Recognition: 2 theorem links
· Lean TheoremPrivacy Auditing with Zero (0) Training Run
Pith reviewed 2026-05-15 01:24 UTC · model grok-4.3
The pith
Zero-Run privacy auditing yields valid differential privacy bounds from fixed member and non-member datasets without any model retraining.
A machine-rendered reading of the paper's core claim, the machinery that carries it, and where it could break.
Core claim
Zero-Run privacy auditing is a post-hoc framework that produces valid empirical lower bounds on differential privacy parameters by using two fixed datasets of members and non-members. It formalizes the confounding due to distribution shift and offers an adaptive-composition correction for global bounds and a pointwise-conditioning correction for instance-level bounds, both shown to be valid under the observational regime.
What carries the argument
Adaptive composition of distribution shift and algorithmic leakage, together with pointwise conditioning on observed data, to isolate privacy leakage from confounding.
If this is right
- Privacy evaluation becomes feasible for large foundation models where multiple training runs are too expensive.

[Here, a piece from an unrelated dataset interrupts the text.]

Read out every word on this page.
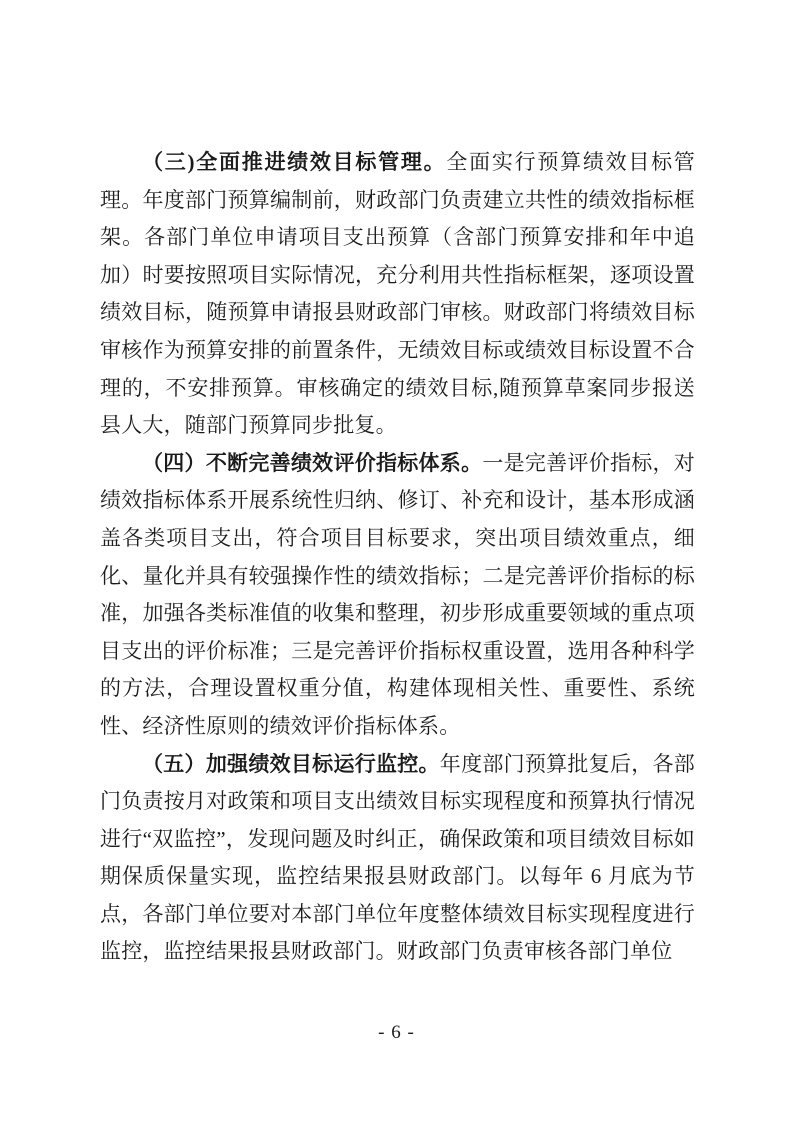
（三)全面推进绩效目标管理。全面实行预算绩效目标管理。年度部门预算编制前，财政部门负责建立共性的绩效指标框架。各部门单位申请项目支出预算（含部门预算安排和年中追加）时要按照项目实际情况，充分利用共性指标框架，逐项设置绩效目标，随预算申请报县财政部门审核。财政部门将绩效目标审核作为预算安排的前置条件，无绩效目标或绩效目标设置不合理的，不安排预算。审核确定的绩效目标,随预算草案同步报送县人大，随部门预算同步批复。

（四）不断完善绩效评价指标体系。一是完善评价指标，对绩效指标体系开展系统性归纳、修订、补充和设计，基本形成涵盖各类项目支出，符合项目目标要求，突出项目绩效重点，细化、量化并具有较强操作性的绩效指标；二是完善评价指标的标准，加强各类标准值的收集和整理，初步形成重要领域的重点项目支出的评价标准；三是完善评价指标权重设置，选用各种科学的方法，合理设置权重分值，构建体现相关性、重要性、系统性、经济性原则的绩效评价指标体系。

（五）加强绩效目标运行监控。年度部门预算批复后，各部门负责按月对政策和项目支出绩效目标实现程度和预算执行情况进行“双监控”，发现问题及时纠正，确保政策和项目绩效目标如期保质保量实现，监控结果报县财政部门。以每年 6 月底为节点，各部门单位要对本部门单位年度整体绩效目标实现程度进行监控，监控结果报县财政部门。财政部门负责审核各部门单位

- 6 -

- Global privacy bounds can be obtained conservatively without knowing instance-level details.
- Instance-dependent bounds allow sharper assessments for specific data points.
- Existing membership inference methods can be adapted into valid audits with these corrections.

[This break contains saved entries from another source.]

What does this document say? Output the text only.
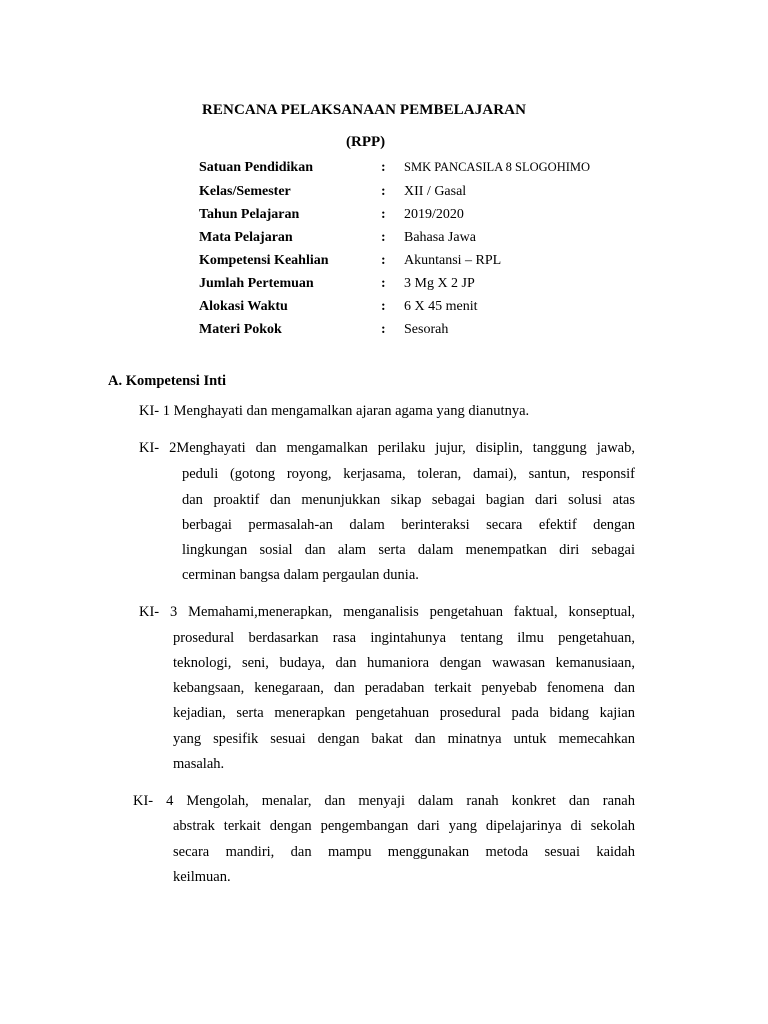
RENCANA PELAKSANAAN PEMBELAJARAN
(RPP)
Satuan Pendidikan	: SMK PANCASILA 8 SLOGOHIMO
Kelas/Semester	: XII / Gasal
Tahun Pelajaran	: 2019/2020
Mata Pelajaran	: Bahasa Jawa
Kompetensi Keahlian	: Akuntansi – RPL
Jumlah Pertemuan	: 3 Mg X 2 JP
Alokasi Waktu	: 6 X 45 menit
Materi Pokok	: Sesorah
A. Kompetensi Inti
KI- 1 Menghayati dan mengamalkan ajaran agama yang dianutnya.
KI- 2Menghayati dan mengamalkan perilaku jujur, disiplin, tanggung jawab,
peduli (gotong royong, kerjasama, toleran, damai), santun, responsif
dan proaktif dan menunjukkan sikap sebagai bagian dari solusi atas
berbagai permasalah-an dalam berinteraksi secara efektif dengan
lingkungan sosial dan alam serta dalam menempatkan diri sebagai
cerminan bangsa dalam pergaulan dunia.
KI- 3 Memahami,menerapkan, menganalisis pengetahuan faktual, konseptual,
prosedural berdasarkan rasa ingintahunya tentang ilmu pengetahuan,
teknologi, seni, budaya, dan humaniora dengan wawasan kemanusiaan,
kebangsaan, kenegaraan, dan peradaban terkait penyebab fenomena dan
kejadian, serta menerapkan pengetahuan prosedural pada bidang kajian
yang spesifik sesuai dengan bakat dan minatnya untuk memecahkan
masalah.
KI- 4 Mengolah, menalar, dan menyaji dalam ranah konkret dan ranah
abstrak terkait dengan pengembangan dari yang dipelajarinya di sekolah
secara mandiri, dan mampu menggunakan metoda sesuai kaidah
keilmuan.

Where Pith is reading between the lines
- Similar corrections might apply to auditing other properties such as fairness or robustness when distribution shifts are present.
- The approach could be tested on models where the true privacy parameters are known from controlled training to validate the bounds empirically.

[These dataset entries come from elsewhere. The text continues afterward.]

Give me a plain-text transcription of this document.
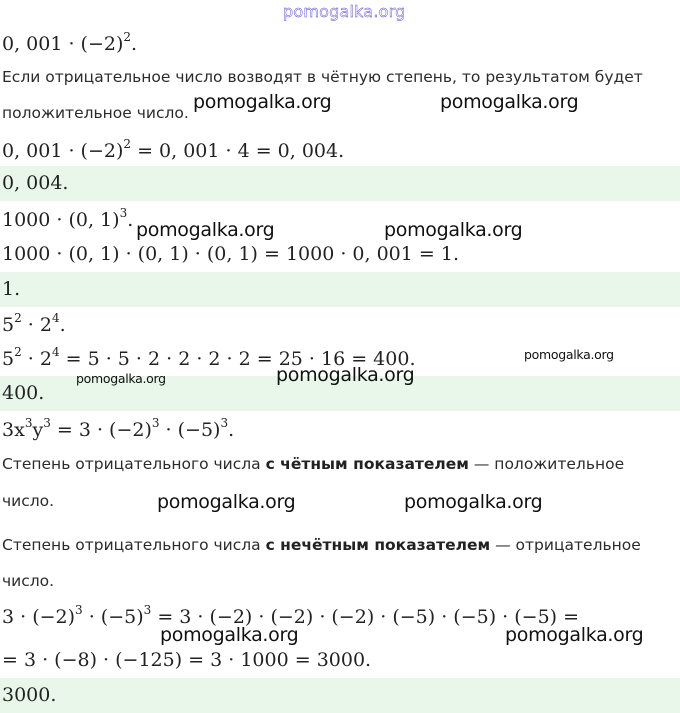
pomogalka.org
0, $001 \cdot (-2)^2$.
Если отрицательное число возводят в чётную степень, то результатом будет
положительное число.
0, $001 \cdot (-2)^2 = 0$, 001 · 4 = 0, 004.
0, 004.
1000 · (0, 1)$^3$.
1000 · (0, 1) · (0, 1) · (0, 1) = 1000 · 0, 001 = 1.
1.
$5^2 \cdot 2^4$.
$5^2 \cdot 2^4 = 5 \cdot 5 \cdot 2 \cdot 2 \cdot 2 \cdot 2 = 25 \cdot 16 = 400$.
400.
$3x^3y^3 = 3 \cdot (-2)^3 \cdot (-5)^3$.
Степень отрицательного числа с чётным показателем — положительное
число.
Степень отрицательного числа с нечётным показателем — отрицательное
число.
$3 \cdot (-2)^3 \cdot (-5)^3 = 3 \cdot (-2) \cdot (-2) \cdot (-2) \cdot (-5) \cdot (-5) \cdot (-5)$ =
= 3 · (−8) · (−125) = 3 · 1000 = 3000.
3000.
pomogalka.org	pomogalka.org
pomogalka.org	pomogalka.org
pomogalka.org
pomogalka.org
pomogalka.org
pomogalka.org	pomogalka.org
pomogalka.org	pomogalka.org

- Extensions to cases with only approximate knowledge of membership status might be possible by treating uncertain points separately.
Load-bearing premise
The corrections fully remove bias from the distribution shift so that remaining signal reflects only algorithmic leakage.
What would settle it
Observing that the corrected audit still reports strong privacy on a model known to have leaked training data through overfitting would falsify the validity of the bounds.
Figures
read the original abstract
Privacy auditing provides empirical lower bounds on the differential privacy parameters of learning algorithms. Existing methods, however, require interventional access to the training pipeline, either to retrain multiple times or to randomize data inclusion. This is often infeasible for large deployed systems such as foundation models. We introduce Zero-Run privacy auditing, a post-hoc framework for auditing models using two fixed datasets: examples known to be training-set members and examples known to be non-members. In this observational regime, membership is no longer randomized; instead, member and non-member data often differ in distribution, so membership inference scores may reflect a distribution shift rather than algorithmic leakage. Drawing on ideas from causal inference, we formalize this confounding effect and propose two complementary corrections that yield valid privacy audits. Our first approach models the combined effect of distribution shift and algorithmic leakage as an adaptive composition, producing conservative global corrections. Our second approach conditions on observed data and adjusts pointwise membership guesses, yielding sharper instance-dependent bounds. Experiments on synthetic data and large-scale models show that Zero-Run auditing enables practical privacy evaluation when retraining or controlled data insertion is infeasible.
Editorial analysis
A structured set of objections, weighed in public.
Referee Report
Summary. The paper claims to introduce Zero-Run privacy auditing, a post-hoc framework for auditing models using two fixed datasets of known training-set members and non-members. It formalizes the confounding effect due to distribution shift in this observational regime and proposes two complementary corrections—an adaptive composition for global bounds and pointwise conditioning for instance-dependent bounds—that are claimed to yield valid privacy audits without requiring retraining or randomized data insertion.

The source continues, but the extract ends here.